Consider the choice of methodology. There is one way to dramatically increase the organization’s cost, and that is to choose the wrong development methodology. There are essentially two methodologies for constructing the data warehouse. There is the Ed Yourdon/Tom DeMarco waterfall SDLC methodology and there is the spiral methodology. The classic waterfall methodology—which most people have been taught—is just fine for operational systems where the requirements of the system are known before the system is developed. However, in an environment where the end user operates in a mode of discovery—where requirements ARE NOT KNOWN before development begins—using the classical SDLC is disastrous and costly.

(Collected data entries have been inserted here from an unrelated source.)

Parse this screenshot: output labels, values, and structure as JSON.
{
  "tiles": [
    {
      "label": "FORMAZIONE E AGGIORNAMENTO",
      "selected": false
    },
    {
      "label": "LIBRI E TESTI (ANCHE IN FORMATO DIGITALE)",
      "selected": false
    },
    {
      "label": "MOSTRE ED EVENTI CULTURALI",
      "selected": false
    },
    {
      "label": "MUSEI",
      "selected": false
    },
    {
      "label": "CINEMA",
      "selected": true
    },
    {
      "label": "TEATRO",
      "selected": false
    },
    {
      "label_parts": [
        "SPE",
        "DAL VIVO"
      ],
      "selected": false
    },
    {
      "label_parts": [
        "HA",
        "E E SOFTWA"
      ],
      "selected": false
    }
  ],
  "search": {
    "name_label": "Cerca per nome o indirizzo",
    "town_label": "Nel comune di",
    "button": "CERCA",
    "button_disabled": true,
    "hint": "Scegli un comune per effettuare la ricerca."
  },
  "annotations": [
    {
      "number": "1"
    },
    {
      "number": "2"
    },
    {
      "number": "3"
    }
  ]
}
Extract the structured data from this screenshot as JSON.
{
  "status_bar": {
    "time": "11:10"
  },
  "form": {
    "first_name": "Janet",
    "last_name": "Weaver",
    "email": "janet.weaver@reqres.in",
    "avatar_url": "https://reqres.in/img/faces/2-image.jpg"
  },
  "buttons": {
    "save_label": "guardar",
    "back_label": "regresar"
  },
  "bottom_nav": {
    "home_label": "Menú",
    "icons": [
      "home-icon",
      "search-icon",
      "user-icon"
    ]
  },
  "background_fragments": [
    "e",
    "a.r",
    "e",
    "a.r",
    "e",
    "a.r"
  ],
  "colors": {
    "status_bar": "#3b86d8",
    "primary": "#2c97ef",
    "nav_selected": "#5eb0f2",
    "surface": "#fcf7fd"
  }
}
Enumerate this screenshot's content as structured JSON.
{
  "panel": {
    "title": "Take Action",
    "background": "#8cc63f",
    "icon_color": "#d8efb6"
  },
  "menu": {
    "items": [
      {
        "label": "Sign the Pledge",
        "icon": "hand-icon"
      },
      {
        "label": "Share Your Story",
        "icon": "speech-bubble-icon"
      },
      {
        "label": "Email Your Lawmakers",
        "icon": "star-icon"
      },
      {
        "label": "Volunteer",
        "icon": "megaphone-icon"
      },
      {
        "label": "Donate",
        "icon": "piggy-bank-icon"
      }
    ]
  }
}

Then, there is the issue of integration and transformation. To build the data warehouse, you need to take raw application data and turn it into corporate data. If your data warehouse is large you will definitely need an ETL tool for this task. The ETL tool will generate the code automatically. Choosing to build this interface manually where there are more than a few programs involved is asking for budgetary woes. Choosing to build a manual ETL interface can be compared to walking into a boxing ring and sticking out your chin.
Another way to spend a lot of money carelessly is to build a data warehouse and then not monitor it. It is amazing how many companies have built large data warehouses and have no idea what takes place in them. They don’t know what data is being used. They don’t know how data is being used. They also don’t know who is using the data. Surprisingly they don’t know what kind of SQL is being generated from their front-end tools. They sit and complain about their ever-expanding hardware bill. They are driving blindfolded and complaining that they are hitting walls. They need to take the blindfold off in order to see what is in front of them.
But perhaps the largest waste of all is in the type of media on which data warehouses are placed. Approximately 99.99 percent of all data warehouses are placed on disk storage. People just assume that the proper storage medium for data warehouses is disk storage. For small- to medium-sized data warehouses, disk storage works just fine. But for large data warehouses, placing all data on disk storage is a really bad idea. This is because, for a large company, the vast majority of data is used infrequently. It is also a bad choice, because a large amount of disk storage is expensive. So large data warehouses placed on disk storage can waste a colossal amount of your budget.
Try this quiz to measure your efficiency. Start yourself with zero points.
- Did I use a spiral development methodology? If yes, add 15 points.
- Did I use an ETL tool? If yes, add 10 points.
- Did I use a data warehouse monitoring tool? If yes, add 10 points.
- Did I place older, less frequently used parts of my data warehouse on non-disk based storage? If yes, add 25 points.
60 points—Your data warehouse environment is well run and cost efficient.
50 points—You are doing OK. A little improvement is necessary.
40 points—You could do better. You are costing your company money.
30 points—Touch up your resume. You are a liability to your company.
20 points—Take some courses in basic data warehouse design and management.
10 points—Don’t let management find out about you.
0 points—Have you considered another profession?
Bill Inmon is universally recognized as the father of the data warehouse. He has more than 36 years of database technology management experience and data warehouse design expertise. He has published more than 40 books and 1,000 articles on data warehousing and data management, and his books have been translated into nine languages. He is known globally for his data warehouse development seminars and has been a keynote speaker for many major computing associations.